Wildlife Artist of the Year 2019 Entries

Indian Rhino SculptureI’m delighted to announce that once again all the artworks I submitted to the DSWF (David Shepherd Wildlife Foundation) Wildlife Artist of the Year 2019 competition have been accepted and will appear in the exhibition to be held at the Mall Galleries in London from 29 May until 2 June 2019. The exhibition is not to be missed if you love animals and enjoy wildlife art.

This year you will find a baby greater one-horned rhino (Indian rhino), a sleeping aardvark and a trio of sable antelope sculptures. I was inspired to make a one-horned Indian rhino sculpture after reading the news from Nepal that after a fifth consecutive year without poaching its rhino population had increased by 3%. The Nepalese government takes rhino poaching seriously and deploys troops to guard these critically endangered animals.

Indian rhinos are the largest of the five rhino species. Their armoured skin and hook lip provide wonderful subjects to sculpt. Every rivet on the skin has to be modelled individually, as they vary in size depending on where they are on the body.

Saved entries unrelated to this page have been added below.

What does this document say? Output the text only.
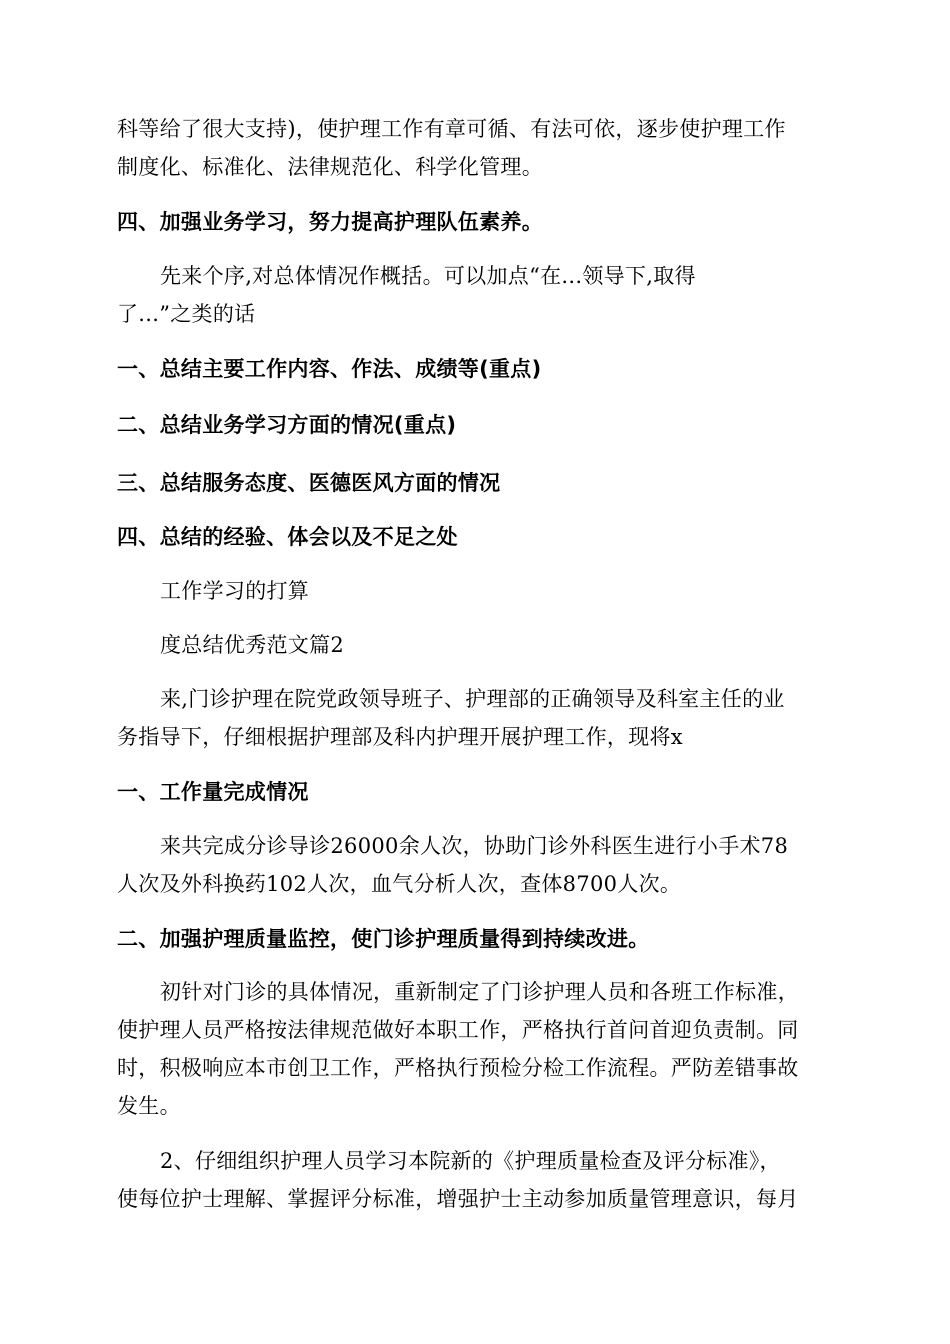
科等给了很大支持)，使护理工作有章可循、有法可依，逐步使护理工作
制度化、标准化、法律规范化、科学化管理。
四、加强业务学习，努力提高护理队伍素养。
先来个序,对总体情况作概括。可以加点“在...领导下,取得
了...”之类的话
一、总结主要工作内容、作法、成绩等(重点)
二、总结业务学习方面的情况(重点)
三、总结服务态度、医德医风方面的情况
四、总结的经验、体会以及不足之处
工作学习的打算
度总结优秀范文篇2
来,门诊护理在院党政领导班子、护理部的正确领导及科室主任的业
务指导下，仔细根据护理部及科内护理开展护理工作，现将x
一、工作量完成情况
来共完成分诊导诊26000余人次，协助门诊外科医生进行小手术78
人次及外科换药102人次，血气分析人次，查体8700人次。
二、加强护理质量监控，使门诊护理质量得到持续改进。
初针对门诊的具体情况，重新制定了门诊护理人员和各班工作标准，
使护理人员严格按法律规范做好本职工作，严格执行首问首迎负责制。同
时，积极响应本市创卫工作，严格执行预检分检工作流程。严防差错事故
发生。
2、仔细组织护理人员学习本院新的《护理质量检查及评分标准》，
使每位护士理解、掌握评分标准，增强护士主动参加质量管理意识，每月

Aardvark SculptureUnlike their African cousins, Indian rhino calves have surprisingly dainty feet, so I wanted to show them off. Indian rhino calves also have very large expressive ears, which not only help them detect danger but also communicate how they feel. I chose a standing pose so I could show how the rear armour folds around the tail.

Aardvarks are a very different proposition, but they are such a joy to sculpt! They are so unusual, with their hare-like ears and impressive feet, and yet they possess the most beautiful shapes. I wanted to explore how their bodies relax into a sleeping position, all wrinkled up into a ball with ears gently flopped to the side.

I recently released a limited edition bronze sable antelope sculpture – The Challenge – and was keen to explore the subject further. I have observed sable antelope in the wild in Botswana but recently had the opportunity to visit Woburn Abbey here in the UK to study their animals at close quarters.

It was a captivating experience and this trio of sable antelope sculptures is the result. I particularly enjoy the shapes antelopes form when catching their backs. I feel they work well as a group of three. They really are wonderfully sculptural animals.